The key to turning acts of self-care into a compassion habit lies in the mindset we bring to it: our intention and our awareness. When we slow down to recognize how we feel both emotionally and in our body, we’re actually engaging in a profound practice that has the power to transform our relationship with ourselves.
Cultivating Greater Compassion And Embodiment
To cultivate this deeper sense of self-compassion and embodiment, we rely on our capacity for mindfulness, she said. “It’s dropping into a deeper layer of consciousness.” She further explained that when we are tuning into this deeper level, our focus is no longer on what we’re doing but instead on what we’re sensing throughout the experience.
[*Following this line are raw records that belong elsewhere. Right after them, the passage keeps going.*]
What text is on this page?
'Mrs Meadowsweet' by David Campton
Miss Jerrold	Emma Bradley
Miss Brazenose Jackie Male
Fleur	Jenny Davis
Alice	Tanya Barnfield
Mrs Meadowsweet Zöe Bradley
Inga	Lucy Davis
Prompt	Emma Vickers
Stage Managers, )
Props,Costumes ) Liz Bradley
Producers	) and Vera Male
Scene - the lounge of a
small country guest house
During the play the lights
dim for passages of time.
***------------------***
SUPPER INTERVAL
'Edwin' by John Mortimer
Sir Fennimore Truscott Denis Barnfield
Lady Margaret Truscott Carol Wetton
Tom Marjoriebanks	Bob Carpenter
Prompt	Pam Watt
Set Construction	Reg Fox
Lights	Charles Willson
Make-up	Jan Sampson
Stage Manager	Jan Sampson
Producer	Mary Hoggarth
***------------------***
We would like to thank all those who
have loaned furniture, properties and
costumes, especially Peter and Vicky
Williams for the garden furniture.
“We have to have that turn of attention to even begin the conversation about self-compassion and embodiment because it’s not going to happen from the first thought,” she said. “We have to turn it into more of a focus of an internal experience because that’s where self-compassion lives and that’s where embodiment lives.”
We can start doing this by noticing our thoughts and the sensations within our bodies during our self-care routine of choice.
“We could be doing something really lovely for ourselves and we could be having really unkind thoughts,” Biasetti added. Mindfulness lets us notice these thoughts and — just as importantly — not judge ourselves for them. We simply observe and give ourselves grace as we come back to the present moment with the intention of being kinder to ourselves.
Biasetti also emphasized that growing self-compassion and embodiment is a gradual process. That’s why it’s considered a practice (and why having a set routine to come back to again and again is so important). Whether your practice is breaking a sweat in the sauna or warming your hands on a cup of tea, the real alchemy lies in showing up for yourself, willing to feel, willing to notice, and willing, when you can, to choose kindness.